The Berlin Government announced the decision on Monday, September 9th, in an attempt to curb illegal border crossings by migrants. Interior Minister Nancy Faeser said that border checks within the free-movement zone of the Schengen Area are necessary until the EU’s external borders are sufficiently reinforced through joint action.
The move comes as Germany faces a rise in migrant knife crime and the increasing popularity of the anti-immigration Alternative für Deutschland (AfD) party.
“Such actions are unacceptable from the Polish point of view,” Polish prime minister Donald Tusk said on Tuesday, September 10th, criticising Germany. He added that what Poland needed was not tighter controls on its border with Germany, but more engagement from Berlin and others in securing the EU’s external border.
Poland, unlike Germany, has borders with non-EU countries, and has had to deal with its own migration crisis since Belarus started sending thousands of migrants to the frontiers of neighbouring Poland, Lithuania, and Latvia.
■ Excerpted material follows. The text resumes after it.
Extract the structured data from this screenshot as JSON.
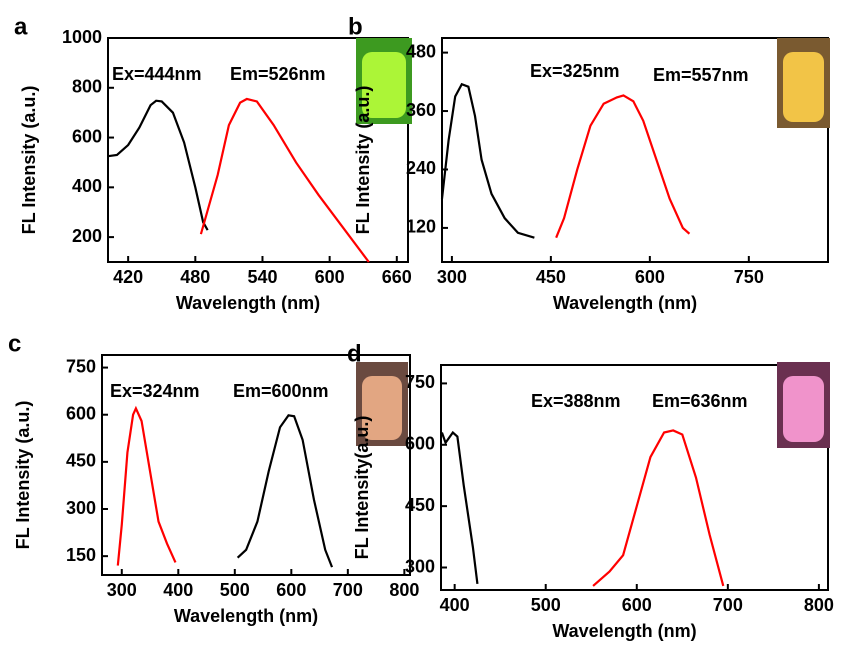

Warsaw would rather see more support for its own immigration policies than the introduction of border checks within the EU which could mean more migrants being deported back to Poland from Germany.
Austrian Chancellor Karl Nehammer also expressed his concerns. The leader of Austria, who is campaigning on behalf of his centre-right ÖVP party for the upcoming national elections, said if Germany introduces measures to send more immigrants back across their shared border, Austria would do the same, sending more people eastwards towards the Balkans. “It cannot be that the burden is heaped on Austria,” he emphasised.
Other neighbouring countries were less concerned. Both Denmark and the Czech Republic announced that little would change as there have already been checks at their borders with Germany.
Geert Wilders, leader of the Dutch anti-immigration Party for Freedom, the largest party in parliament, said that his government should follow Germany’s example. “If Germany can do it, why can’t we? As far as I’m concerned: the sooner, the better,” he commented.
Hungary’s conservative leader Viktor Orbán, whose government erected a fence on the southern borders of Hungary—the EU’s external borders—to keep out illegal migrants, wrote on his X account: “Germany has decided to impose strict border controls to stop illegal migration. Chancellor Scholz, welcome to the club!”
Conservative Swedish MEP Charlie Weimers blamed the European Left for causing the migration crisis and creating conditions where introducing internal border protections has become a necessity. “The refusal by center-left politicians to secure the EU external border and to stop illegal migration is tearing Schengen apart. Not governments wanting to protect their populations. You are the culprit here. Own it.” he tweeted in response to a Dutch liberal politician who denounced the move by Germany for “hurting Dutch and German border communities.”